The Official Blog for LifterLMS Contributors

Security Update

This releases fixes a security issue affecting LifterLMS versions 4.21.1 and earlier:

• Thank you to Amirmohammad vakili for reporting an insecure direct object reference issue.

Updates

• Added the view_grades capability which is used to determine whether or not a user has the ability to view another user’s grades on the website’s frontend.

Bug fixes

• Fixed an issue causing PHP errors when attempting to access a quiz attempt that doesn’t exist.
• Fixed a localization issue encountered when entering transaction amounts on the admin panel.

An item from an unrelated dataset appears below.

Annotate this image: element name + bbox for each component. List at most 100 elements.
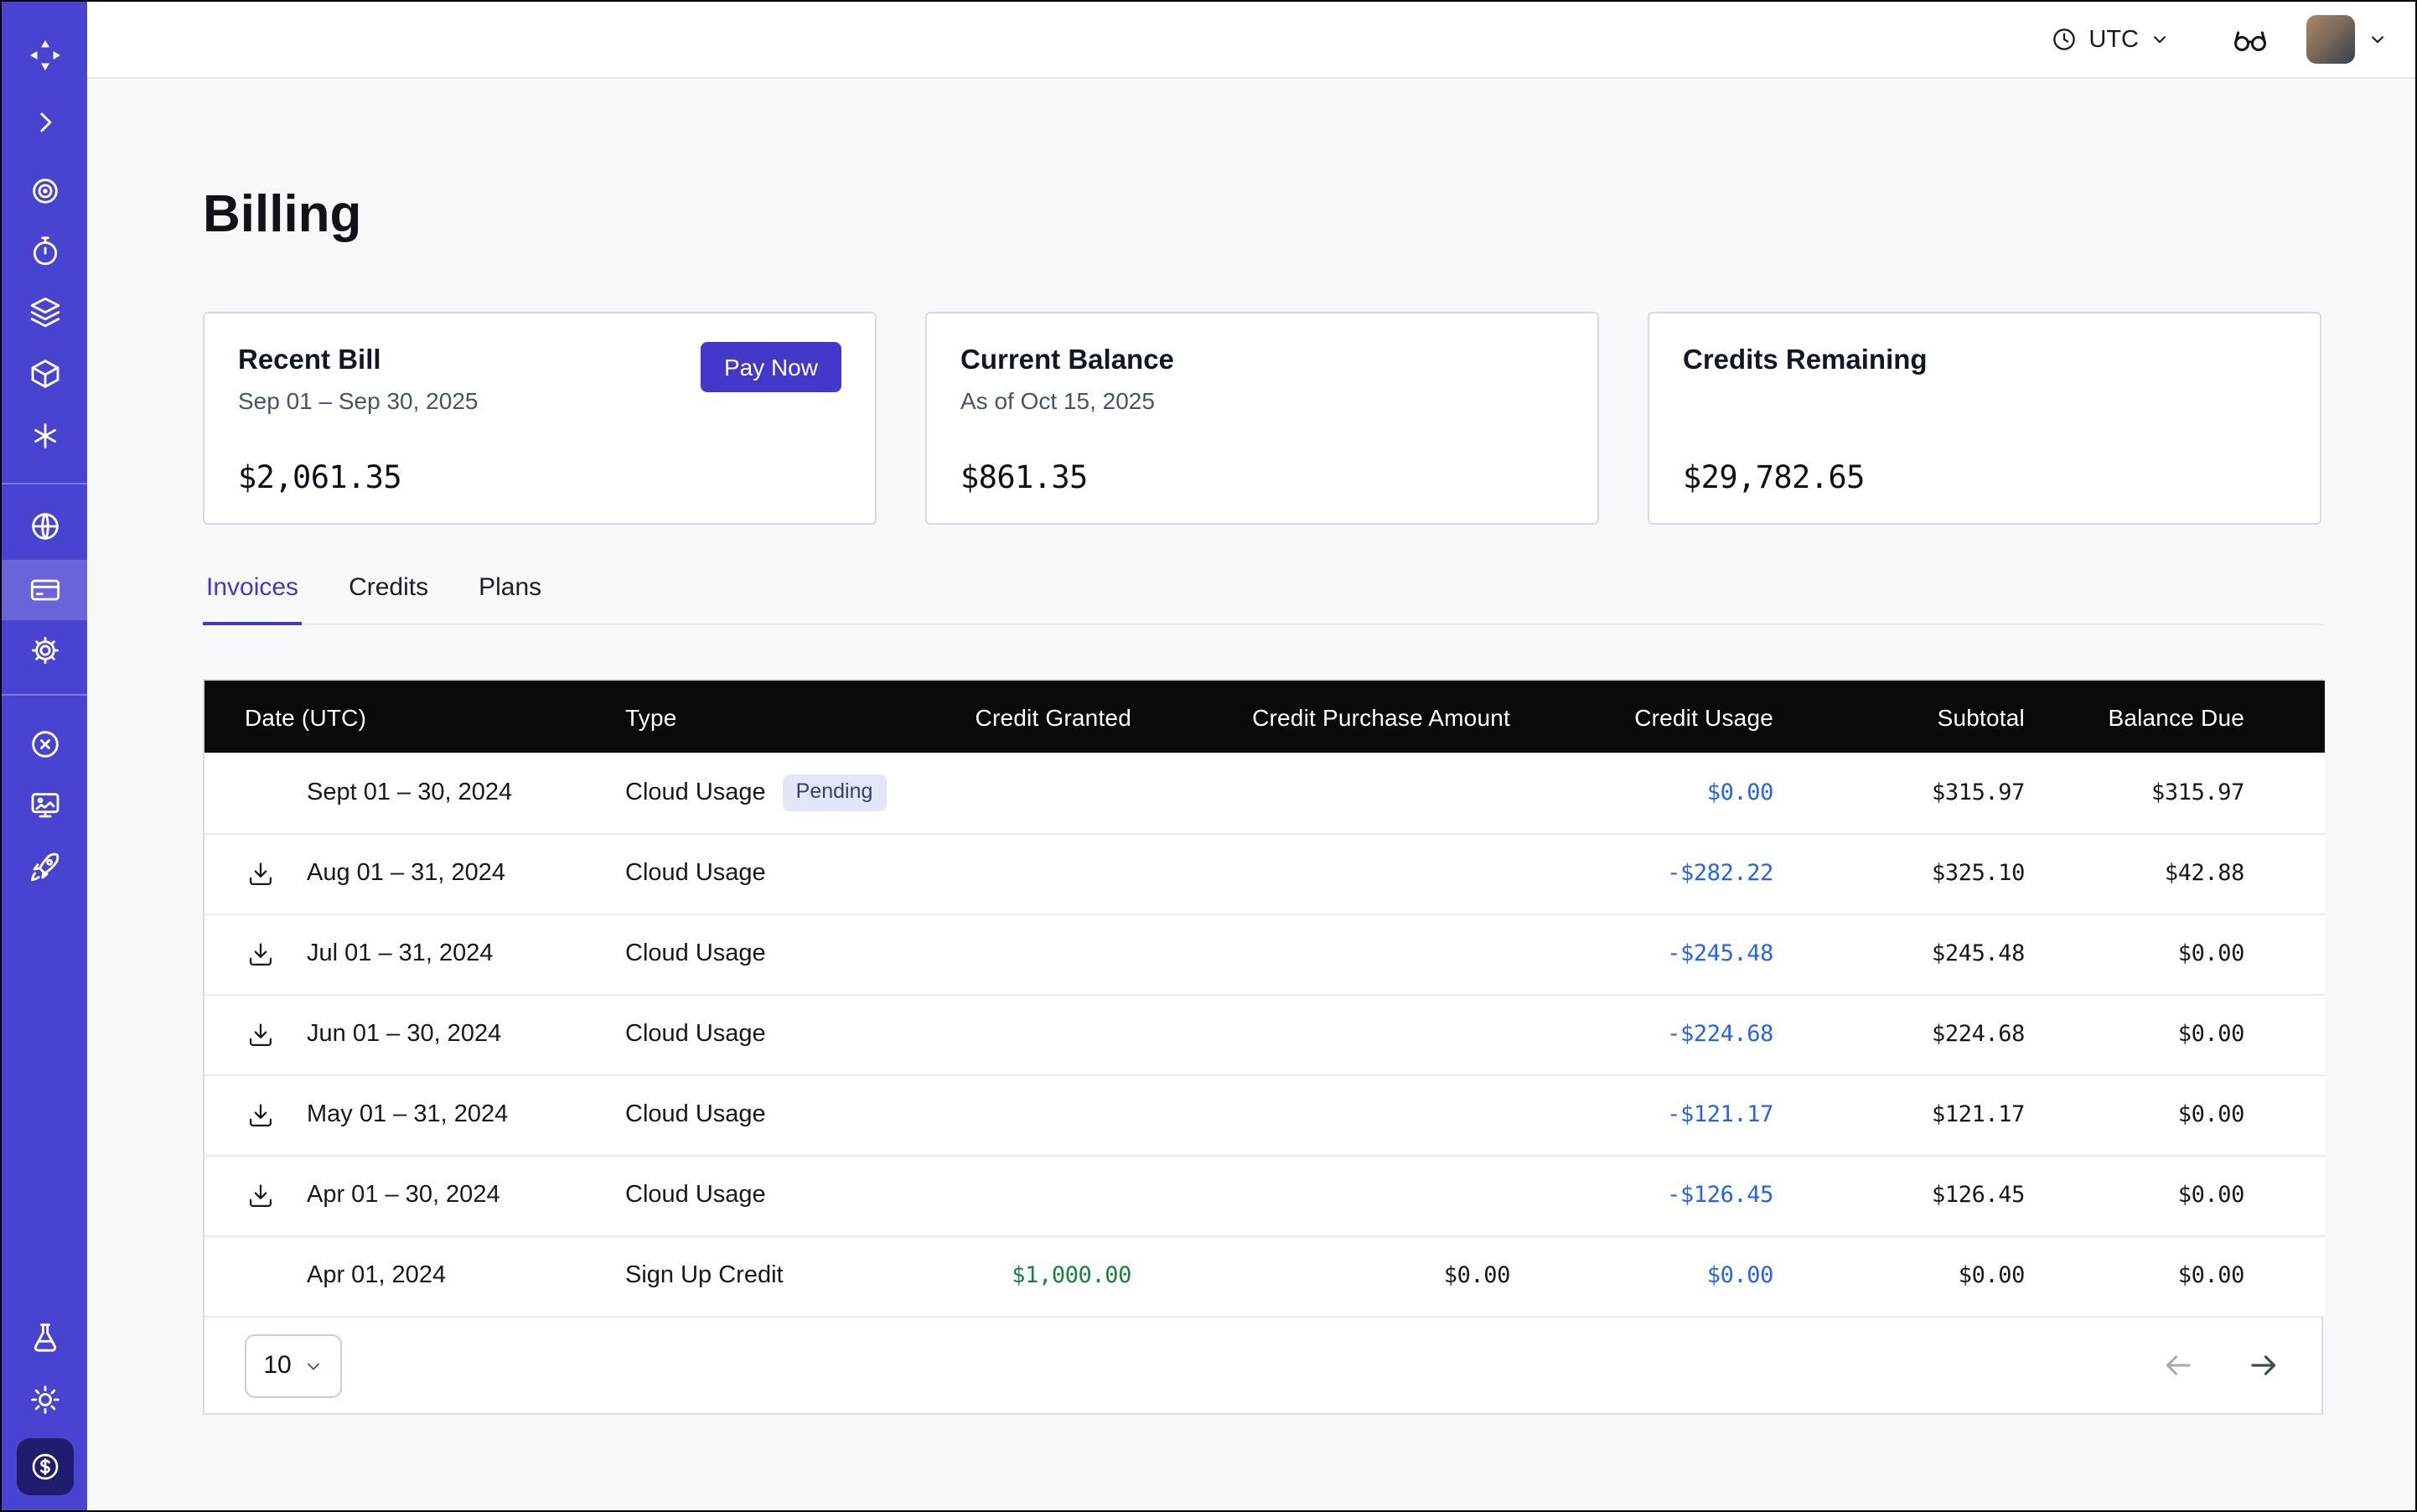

• LifterLMS Blocks 2.0.0-beta.4
• Fix default reusable password field type from plain text to password
• Change the default reusable block post titles to reduce confusion when searching for blocks in the editor

• Reorganized new files into subdirectories.
• Added serverside password minimum length validation.
• Fix duplicate password strength meter output.
• Fix the user password field type from text to password
• Fix the phone number field type from text to tel
• Fix user state select field
• Don’t autoload field values from specified datastore when a “value” is explicitly passed to the field.
• Only load published reusable blocks on the frontend of the website
• Improved the UX for editing a users account by automatically “hiding” password and email fields and only requiring them to be submitted when users explicit request an update via the field’s “change” toggle button.

Security Update

This releases fixes two security issues affecting LifterLMS versions 4.21.0 and earlier:

• Thank you to Amirmohammad vakili for reporting a way to store XSS.
• Thank you to Ashish Jha from Bluefire Redteam for reporting a reflected XSS issue on checkout screens.